L’odyssée des plantes sauvages et cultivées

Dans un livre très illustré, Serge Hamon donne une vision synthétique de l’histoire au long cours que constitue l’odyssée des plantes sauvages et cultivées. L'ouvrage en retrace le fil des évolutions biologiques, génétiques et sociétales. L'auteur revient ici sur quelques idées phares développées dans cet ouvrage pédagogique.

En plus de fournir de l'oxygène et stocker le carbone, les forêts primaires abritent une riche biodiversité.

© IRD/Pascal Dumas

Bloc de texte

Vous êtes généticien à l’IRD, qu’est-ce qui a motivé votre envie d’écrire ce livre, qui fait appel aux connaissances issues de nombreuses autres disciplines ?

Serge Hamon : C’est le constat de ce qu’on appelle la « cécité vis-à-vis des plantes », ou plant blindness, en anglais. Autrement dit, lorsque l’on évoque la biodiversité, ce qui vient à l’esprit des gens, c’est le lion dans la savane, l’écureuil dans l’arbre, l’abeille sur la fleur… sans qu’ils prennent conscience des plantes qui composent le paysage et les écosystèmes.
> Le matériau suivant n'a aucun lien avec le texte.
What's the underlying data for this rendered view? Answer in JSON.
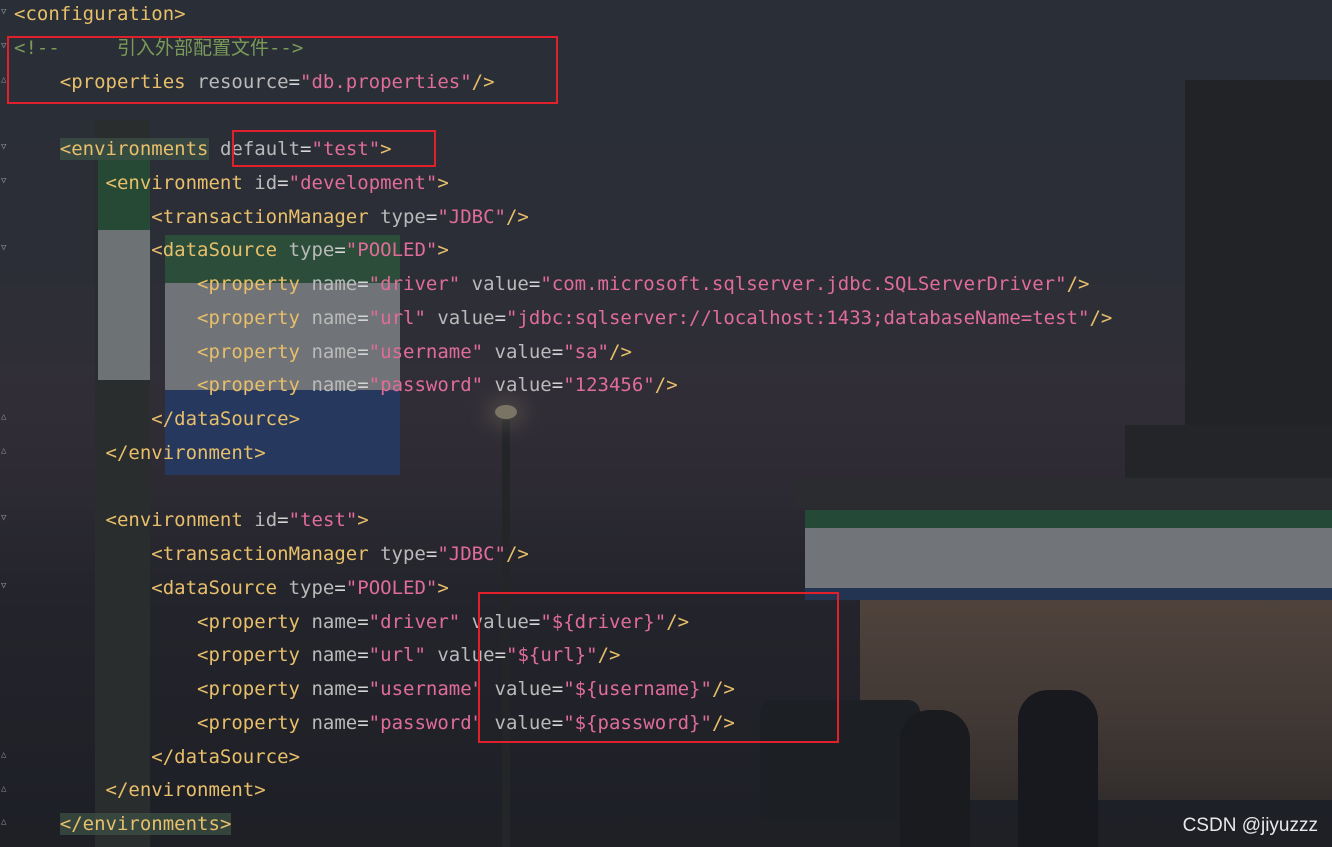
{
  "lines": [
    {
      "indent": 0,
      "open": "<",
      "tag": "configuration",
      "close": ">"
    },
    {
      "indent": 0,
      "comment": "<!--     引入外部配置文件-->"
    },
    {
      "indent": 4,
      "open": "<",
      "tag": "properties",
      "attrs": [
        [
          "resource",
          "db.properties"
        ]
      ],
      "close": "/>"
    },
    {
      "indent": 0,
      "blank": true
    },
    {
      "indent": 4,
      "open": "<",
      "tag": "environments",
      "attrs": [
        [
          "default",
          "test"
        ]
      ],
      "close": ">"
    },
    {
      "indent": 8,
      "open": "<",
      "tag": "environment",
      "attrs": [
        [
          "id",
          "development"
        ]
      ],
      "close": ">"
    },
    {
      "indent": 12,
      "open": "<",
      "tag": "transactionManager",
      "attrs": [
        [
          "type",
          "JDBC"
        ]
      ],
      "close": "/>"
    },
    {
      "indent": 12,
      "open": "<",
      "tag": "dataSource",
      "attrs": [
        [
          "type",
          "POOLED"
        ]
      ],
      "close": ">"
    },
    {
      "indent": 16,
      "open": "<",
      "tag": "property",
      "attrs": [
        [
          "name",
          "driver"
        ],
        [
          "value",
          "com.microsoft.sqlserver.jdbc.SQLServerDriver"
        ]
      ],
      "close": "/>"
    },
    {
      "indent": 16,
      "open": "<",
      "tag": "property",
      "attrs": [
        [
          "name",
          "url"
        ],
        [
          "value",
          "jdbc:sqlserver://localhost:1433;databaseName=test"
        ]
      ],
      "close": "/>"
    },
    {
      "indent": 16,
      "open": "<",
      "tag": "property",
      "attrs": [
        [
          "name",
          "username"
        ],
        [
          "value",
          "sa"
        ]
      ],
      "close": "/>"
    },
    {
      "indent": 16,
      "open": "<",
      "tag": "property",
      "attrs": [
        [
          "name",
          "password"
        ],
        [
          "value",
          "123456"
        ]
      ],
      "close": "/>"
    },
    {
      "indent": 12,
      "open": "</",
      "tag": "dataSource",
      "close": ">"
    },
    {
      "indent": 8,
      "open": "</",
      "tag": "environment",
      "close": ">"
    },
    {
      "indent": 0,
      "blank": true
    },
    {
      "indent": 8,
      "open": "<",
      "tag": "environment",
      "attrs": [
        [
          "id",
          "test"
        ]
      ],
      "close": ">"
    },
    {
      "indent": 12,
      "open": "<",
      "tag": "transactionManager",
      "attrs": [
        [
          "type",
          "JDBC"
        ]
      ],
      "close": "/>"
    },
    {
      "indent": 12,
      "open": "<",
      "tag": "dataSource",
      "attrs": [
        [
          "type",
          "POOLED"
        ]
      ],
      "close": ">"
    },
    {
      "indent": 16,
      "open": "<",
      "tag": "property",
      "attrs": [
        [
          "name",
          "driver"
        ],
        [
          "value",
          "${driver}"
        ]
      ],
      "close": "/>"
    },
    {
      "indent": 16,
      "open": "<",
      "tag": "property",
      "attrs": [
        [
          "name",
          "url"
        ],
        [
          "value",
          "${url}"
        ]
      ],
      "close": "/>"
    },
    {
      "indent": 16,
      "open": "<",
      "tag": "property",
      "attrs": [
        [
          "name",
          "username"
        ],
        [
          "value",
          "${username}"
        ]
      ],
      "close": "/>"
    },
    {
      "indent": 16,
      "open": "<",
      "tag": "property",
      "attrs": [
        [
          "name",
          "password"
        ],
        [
          "value",
          "${password}"
        ]
      ],
      "close": "/>"
    },
    {
      "indent": 12,
      "open": "</",
      "tag": "dataSource",
      "close": ">"
    },
    {
      "indent": 8,
      "open": "</",
      "tag": "environment",
      "close": ">"
    },
    {
      "indent": 4,
      "open": "</",
      "tag": "environments",
      "close": ">"
    }
  ],
  "watermark": "CSDN @jiyuzzz",
  "colors": {
    "tag": "#e8bf6a",
    "attribute": "#bababa",
    "value": "#e06c9a",
    "comment": "#7a9a5a",
    "highlight_box": "#e0202a"
  }
}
Pourtant, les plantes nous entourent et jouent des rôles fondamentaux : elles sont sources d’alimentation en fournissant nourriture et boissons ; elles nous approvisionnent également en oxygène tout en stockant le dioxyde de carbone, deux opérations qui se produisent pendant la photosynthèse ; elles aident à fixer le sol, réduisant ainsi les processus d’érosion…

Chez les Cycadales, vestiges modernes de plantes ancestrales, les feuilles fertiles sont insérées en couronne.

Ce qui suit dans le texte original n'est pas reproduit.